Allie Nawrat 17 April 2020 (Last Updated April 17th, 2020 10:40)

17 April 2020 

The US Biomedical Advanced Research and Development Authority (BARDA) has committed up to $483m to support the development of Moderna’s mRNA vaccine candidate, mRNA-1273, against Covid-19. As per the terms of the agreement, BARDA will fund the advancement of mRNA-1273 to FDA licensure; the vaccine candidate is currently in Phase I clinical trial.

Gilead Sciences’ remdesivir has led to quick recoveries in fever and respiratory symptoms of Covid-19 patients in a clinical trial, according to a report by STAT news agency, which obtained a copy of a video discussion by a University of Chicago faculty member overseeing the study. Commenting on the report, Gilead said that the clinical data has to be analysed before any conclusions can be drawn. 

US-based Dynavax Technologies has partnered with China-based Sinovac Biotech to develop a Covid-19 vaccine. The alliance will combine Sinovac’s chemically inactivated coronavirus vaccine candidate with Dynavax’s CpG 1018 adjuvant, which is produced using an automated, scalable process.

Biogen has launched a consortium to build and share a Covid-19 biobank, which will include biological and medical data to help in the search for potential vaccines and treatments. Other founding members of the consortium include the Broad Institute of MIT and Harvard, as well as Partners HealthCare.

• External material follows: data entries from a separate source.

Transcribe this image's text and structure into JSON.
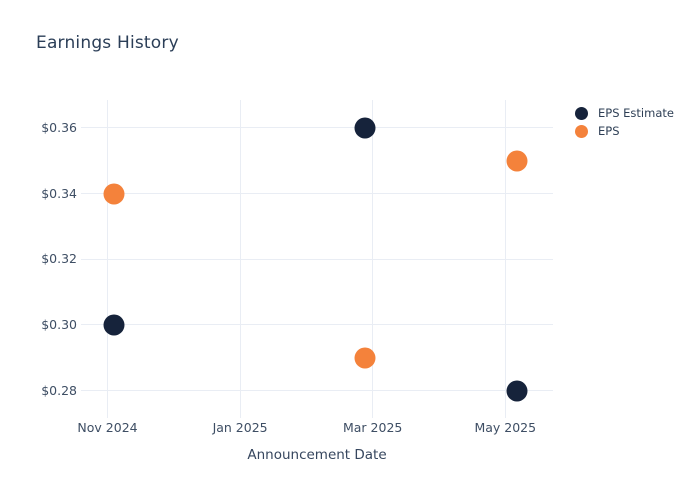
{
  "title": "Earnings History",
  "colors": {
    "navy": "#16233b",
    "orange": "#f4823b",
    "grid": "#e9edf4",
    "title_text": "#2b3e57",
    "tick_text": "#3e4e64"
  },
  "chart_data": {
    "type": "scatter",
    "title": "Earnings History",
    "xlabel": "Announcement Date",
    "ylabel": "",
    "grid": true,
    "legend_position": "right",
    "x_unit": "months_since_nov_2024",
    "x_range": [
      -0.4,
      6.72
    ],
    "y_range": [
      0.2735,
      0.3685
    ],
    "x_ticks": [
      {
        "x": 0,
        "label": "Nov 2024"
      },
      {
        "x": 2,
        "label": "Jan 2025"
      },
      {
        "x": 4,
        "label": "Mar 2025"
      },
      {
        "x": 6,
        "label": "May 2025"
      }
    ],
    "y_ticks": [
      {
        "v": 0.36,
        "label": "$0.36"
      },
      {
        "v": 0.34,
        "label": "$0.34"
      },
      {
        "v": 0.32,
        "label": "$0.32"
      },
      {
        "v": 0.3,
        "label": "$0.30"
      },
      {
        "v": 0.28,
        "label": "$0.28"
      }
    ],
    "series": [
      {
        "name": "EPS Estimate",
        "color": "#16233b",
        "points": [
          {
            "x": 0.1,
            "y": 0.3,
            "y_label": "$0.30"
          },
          {
            "x": 3.88,
            "y": 0.36,
            "y_label": "$0.36"
          },
          {
            "x": 6.18,
            "y": 0.28,
            "y_label": "$0.28"
          }
        ]
      },
      {
        "name": "EPS",
        "color": "#f4823b",
        "points": [
          {
            "x": 0.1,
            "y": 0.34,
            "y_label": "$0.34"
          },
          {
            "x": 3.88,
            "y": 0.29,
            "y_label": "$0.29"
          },
          {
            "x": 6.18,
            "y": 0.35,
            "y_label": "$0.35"
          }
        ]
      }
    ]
  }
}
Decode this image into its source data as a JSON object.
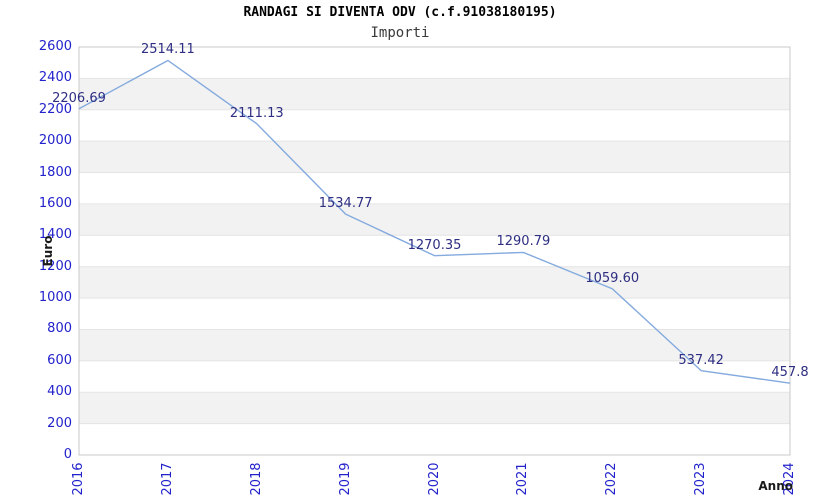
{
  "chart_data": {
    "type": "line",
    "title": "RANDAGI SI DIVENTA ODV (c.f.91038180195)",
    "subtitle": "Importi",
    "xlabel": "Anno",
    "ylabel": "Euro",
    "categories": [
      "2016",
      "2017",
      "2018",
      "2019",
      "2020",
      "2021",
      "2022",
      "2023",
      "2024"
    ],
    "series": [
      {
        "name": "Importi",
        "values": [
          2206.69,
          2514.11,
          2111.13,
          1534.77,
          1270.35,
          1290.79,
          1059.6,
          537.42,
          457.8
        ],
        "point_labels": [
          "2206.69",
          "2514.11",
          "2111.13",
          "1534.77",
          "1270.35",
          "1290.79",
          "1059.60",
          "537.42",
          "457.8"
        ]
      }
    ],
    "ylim": [
      0,
      2600
    ],
    "yticks": [
      "0",
      "200",
      "400",
      "600",
      "800",
      "1000",
      "1200",
      "1400",
      "1600",
      "1800",
      "2000",
      "2200",
      "2400",
      "2600"
    ],
    "grid": "horizontal alternating bands every 200 units, gridlines at each tick",
    "legend": "none",
    "colors": {
      "line": "#84aade",
      "tick_label": "#2222cc",
      "point_label": "#2e2e82",
      "band": "#f2f2f2",
      "gridline": "#e4e4e4",
      "plot_border": "#c9c9c9",
      "title": "#000000",
      "subtitle": "#3a3a3a",
      "axis_title": "#1a1a1a",
      "background": "#ffffff"
    }
  }
}
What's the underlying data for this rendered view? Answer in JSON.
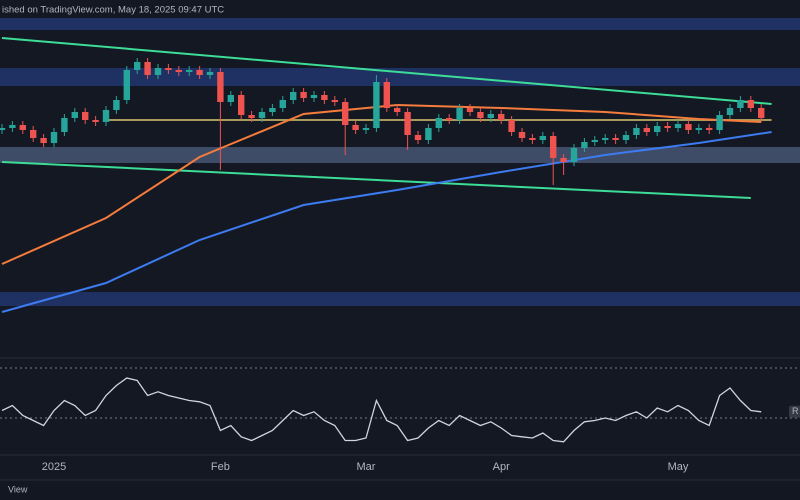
{
  "header": "ished on TradingView.com, May 18, 2025 09:47 UTC",
  "footer": "View",
  "chart_data": [
    {
      "type": "candlestick",
      "categories": [
        null,
        null,
        null,
        null,
        null,
        "2025",
        null,
        null,
        null,
        null,
        null,
        null,
        null,
        null,
        null,
        null,
        null,
        null,
        null,
        null,
        null,
        "Feb",
        null,
        null,
        null,
        null,
        null,
        null,
        null,
        null,
        null,
        null,
        null,
        null,
        null,
        "Mar",
        null,
        null,
        null,
        null,
        null,
        null,
        null,
        null,
        null,
        null,
        null,
        null,
        "Apr",
        null,
        null,
        null,
        null,
        null,
        null,
        null,
        null,
        null,
        null,
        null,
        null,
        null,
        null,
        null,
        null,
        "May",
        null,
        null,
        null,
        null,
        null,
        null,
        null,
        null
      ],
      "open": [
        230,
        232,
        235,
        230,
        222,
        217,
        228,
        242,
        248,
        240,
        238,
        250,
        260,
        290,
        298,
        285,
        292,
        290,
        288,
        290,
        285,
        288,
        258,
        265,
        245,
        242,
        248,
        252,
        260,
        268,
        262,
        265,
        260,
        258,
        235,
        230,
        232,
        278,
        252,
        248,
        225,
        220,
        232,
        242,
        240,
        252,
        248,
        242,
        246,
        240,
        228,
        222,
        220,
        224,
        202,
        198,
        212,
        218,
        220,
        222,
        220,
        225,
        232,
        228,
        234,
        232,
        236,
        230,
        232,
        230,
        245,
        252,
        260,
        252
      ],
      "high": [
        236,
        239,
        239,
        234,
        226,
        232,
        246,
        252,
        252,
        244,
        254,
        264,
        294,
        302,
        302,
        296,
        296,
        294,
        294,
        294,
        292,
        292,
        269,
        269,
        249,
        252,
        256,
        264,
        272,
        272,
        269,
        269,
        264,
        262,
        239,
        236,
        285,
        282,
        256,
        252,
        229,
        236,
        246,
        246,
        256,
        256,
        252,
        250,
        250,
        244,
        232,
        226,
        228,
        228,
        206,
        216,
        222,
        224,
        226,
        226,
        229,
        236,
        236,
        238,
        238,
        240,
        240,
        236,
        236,
        249,
        256,
        264,
        264,
        256
      ],
      "low": [
        226,
        228,
        226,
        218,
        213,
        213,
        224,
        238,
        236,
        234,
        234,
        246,
        256,
        286,
        281,
        281,
        286,
        284,
        284,
        281,
        281,
        190,
        254,
        241,
        238,
        238,
        244,
        248,
        256,
        258,
        258,
        256,
        254,
        205,
        226,
        226,
        228,
        248,
        244,
        210,
        216,
        216,
        228,
        236,
        236,
        244,
        238,
        238,
        236,
        224,
        218,
        216,
        216,
        175,
        185,
        194,
        208,
        214,
        216,
        216,
        216,
        221,
        224,
        224,
        228,
        228,
        226,
        226,
        226,
        226,
        241,
        248,
        248,
        238
      ],
      "close": [
        232,
        235,
        230,
        222,
        217,
        228,
        242,
        248,
        240,
        238,
        250,
        260,
        290,
        298,
        285,
        292,
        290,
        288,
        290,
        285,
        288,
        258,
        265,
        245,
        242,
        248,
        252,
        260,
        268,
        262,
        265,
        260,
        258,
        235,
        230,
        232,
        278,
        252,
        248,
        225,
        220,
        232,
        242,
        240,
        252,
        248,
        242,
        246,
        240,
        228,
        222,
        220,
        224,
        202,
        198,
        212,
        218,
        220,
        222,
        220,
        225,
        232,
        228,
        234,
        232,
        236,
        230,
        232,
        230,
        245,
        252,
        260,
        252,
        242
      ],
      "up_color": "#26a69a",
      "down_color": "#ef5350",
      "ylim": [
        5,
        360
      ],
      "bands": [
        {
          "color": "#233a7a",
          "range": [
            330,
            342
          ]
        },
        {
          "color": "#233a7a",
          "range": [
            274,
            292
          ]
        },
        {
          "color": "#4e5d80",
          "range": [
            197,
            213
          ]
        },
        {
          "color": "#233a7a",
          "range": [
            54,
            68
          ]
        }
      ],
      "lines": [
        {
          "color": "#a89a5a",
          "x": [
            10,
            74
          ],
          "values": [
            240,
            240
          ]
        },
        {
          "color": "#3ddc97",
          "x": [
            0,
            74
          ],
          "values": [
            322,
            256
          ]
        },
        {
          "color": "#3ddc97",
          "x": [
            0,
            72
          ],
          "values": [
            198,
            162
          ]
        },
        {
          "color": "#f57c3c",
          "x": [
            0,
            10,
            19,
            29,
            38,
            48,
            58,
            67,
            73
          ],
          "values": [
            96,
            142,
            203,
            246,
            255,
            252,
            248,
            241,
            238
          ]
        },
        {
          "color": "#3d7bf0",
          "x": [
            0,
            10,
            19,
            29,
            38,
            48,
            58,
            67,
            74
          ],
          "values": [
            48,
            77,
            120,
            155,
            170,
            188,
            205,
            217,
            228
          ]
        }
      ]
    },
    {
      "type": "line",
      "color": "#d1d4dc",
      "values": [
        36,
        40,
        32,
        28,
        24,
        36,
        44,
        40,
        32,
        36,
        48,
        56,
        62,
        60,
        48,
        51,
        48,
        46,
        44,
        43,
        40,
        20,
        24,
        15,
        12,
        16,
        20,
        28,
        36,
        32,
        35,
        28,
        24,
        12,
        12,
        14,
        44,
        28,
        24,
        12,
        14,
        22,
        28,
        24,
        32,
        28,
        24,
        27,
        22,
        16,
        15,
        14,
        18,
        12,
        11,
        20,
        27,
        28,
        30,
        28,
        32,
        35,
        30,
        38,
        35,
        40,
        36,
        28,
        24,
        48,
        54,
        44,
        36,
        35
      ],
      "ylim": [
        0,
        100
      ],
      "levels": [
        70,
        30
      ],
      "label": "R"
    }
  ]
}
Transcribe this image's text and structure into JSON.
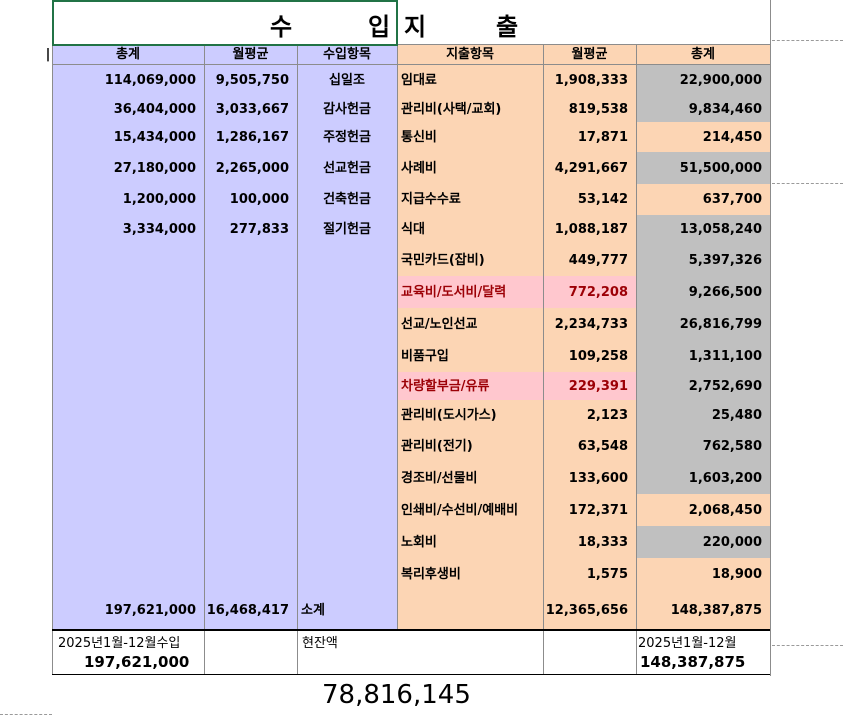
{
  "title": {
    "ch1": "수",
    "ch2": "입",
    "ch3": "지",
    "ch4": "출"
  },
  "headers": {
    "left_stub": "|",
    "income_total": "총계",
    "income_avg": "월평균",
    "income_item": "수입항목",
    "expense_item": "지출항목",
    "expense_avg": "월평균",
    "expense_total": "총계"
  },
  "income_rows": [
    {
      "total": "114,069,000",
      "avg": "9,505,750",
      "item": "십일조"
    },
    {
      "total": "36,404,000",
      "avg": "3,033,667",
      "item": "감사헌금"
    },
    {
      "total": "15,434,000",
      "avg": "1,286,167",
      "item": "주정헌금"
    },
    {
      "total": "27,180,000",
      "avg": "2,265,000",
      "item": "선교헌금"
    },
    {
      "total": "1,200,000",
      "avg": "100,000",
      "item": "건축헌금"
    },
    {
      "total": "3,334,000",
      "avg": "277,833",
      "item": "절기헌금"
    }
  ],
  "expense_rows": [
    {
      "item": "임대료",
      "avg": "1,908,333",
      "total": "22,900,000",
      "item_color": "orange",
      "total_color": "gray"
    },
    {
      "item": "관리비(사택/교회)",
      "avg": "819,538",
      "total": "9,834,460",
      "item_color": "orange",
      "total_color": "gray"
    },
    {
      "item": "통신비",
      "avg": "17,871",
      "total": "214,450",
      "item_color": "orange",
      "total_color": "orange"
    },
    {
      "item": "사례비",
      "avg": "4,291,667",
      "total": "51,500,000",
      "item_color": "orange",
      "total_color": "gray"
    },
    {
      "item": "지급수수료",
      "avg": "53,142",
      "total": "637,700",
      "item_color": "orange",
      "total_color": "orange"
    },
    {
      "item": "식대",
      "avg": "1,088,187",
      "total": "13,058,240",
      "item_color": "orange",
      "total_color": "gray"
    },
    {
      "item": "국민카드(잡비)",
      "avg": "449,777",
      "total": "5,397,326",
      "item_color": "orange",
      "total_color": "gray"
    },
    {
      "item": "교육비/도서비/달력",
      "avg": "772,208",
      "total": "9,266,500",
      "item_color": "pink",
      "total_color": "gray"
    },
    {
      "item": "선교/노인선교",
      "avg": "2,234,733",
      "total": "26,816,799",
      "item_color": "orange",
      "total_color": "gray"
    },
    {
      "item": "비품구입",
      "avg": "109,258",
      "total": "1,311,100",
      "item_color": "orange",
      "total_color": "gray"
    },
    {
      "item": "차량할부금/유류",
      "avg": "229,391",
      "total": "2,752,690",
      "item_color": "pink",
      "total_color": "gray"
    },
    {
      "item": "관리비(도시가스)",
      "avg": "2,123",
      "total": "25,480",
      "item_color": "orange",
      "total_color": "gray"
    },
    {
      "item": "관리비(전기)",
      "avg": "63,548",
      "total": "762,580",
      "item_color": "orange",
      "total_color": "gray"
    },
    {
      "item": "경조비/선물비",
      "avg": "133,600",
      "total": "1,603,200",
      "item_color": "orange",
      "total_color": "gray"
    },
    {
      "item": "인쇄비/수선비/예배비",
      "avg": "172,371",
      "total": "2,068,450",
      "item_color": "orange",
      "total_color": "orange"
    },
    {
      "item": "노회비",
      "avg": "18,333",
      "total": "220,000",
      "item_color": "orange",
      "total_color": "gray"
    },
    {
      "item": "복리후생비",
      "avg": "1,575",
      "total": "18,900",
      "item_color": "orange",
      "total_color": "orange"
    }
  ],
  "subtotal": {
    "income_total": "197,621,000",
    "income_avg": "16,468,417",
    "label": "소계",
    "expense_avg": "12,365,656",
    "expense_total": "148,387,875"
  },
  "summary": {
    "income_label": "2025년1월-12월수입",
    "income_value": "197,621,000",
    "balance_label": "현잔액",
    "expense_label": "2025년1월-12월",
    "expense_value": "148,387,875",
    "balance_value": "78,816,145"
  },
  "colors": {
    "lavender": "#ccccff",
    "orange": "#fcd5b4",
    "gray": "#c0c0c0",
    "pink": "#ffc7ce",
    "pink_text": "#9c0006",
    "selection": "#217346"
  }
}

The Centre for Inflammation Research at University of Edinburgh in the UK is redeploying up to 150 researchers to work on its new STOPCOVID project focused on testing existing and investigational drugs as potential Covid-19 treatments. STOPCOVID will target the inflammatory pathways that are directly associated with lung injury.

University of Waterloo researchers in Canada are developing a DNA-based vaccine candidate against Covid-19 that is delivered by a nasal spray. The vaccine relies on a bacteriophage-based approach, which allows it to replicate within bacteria already present in the body.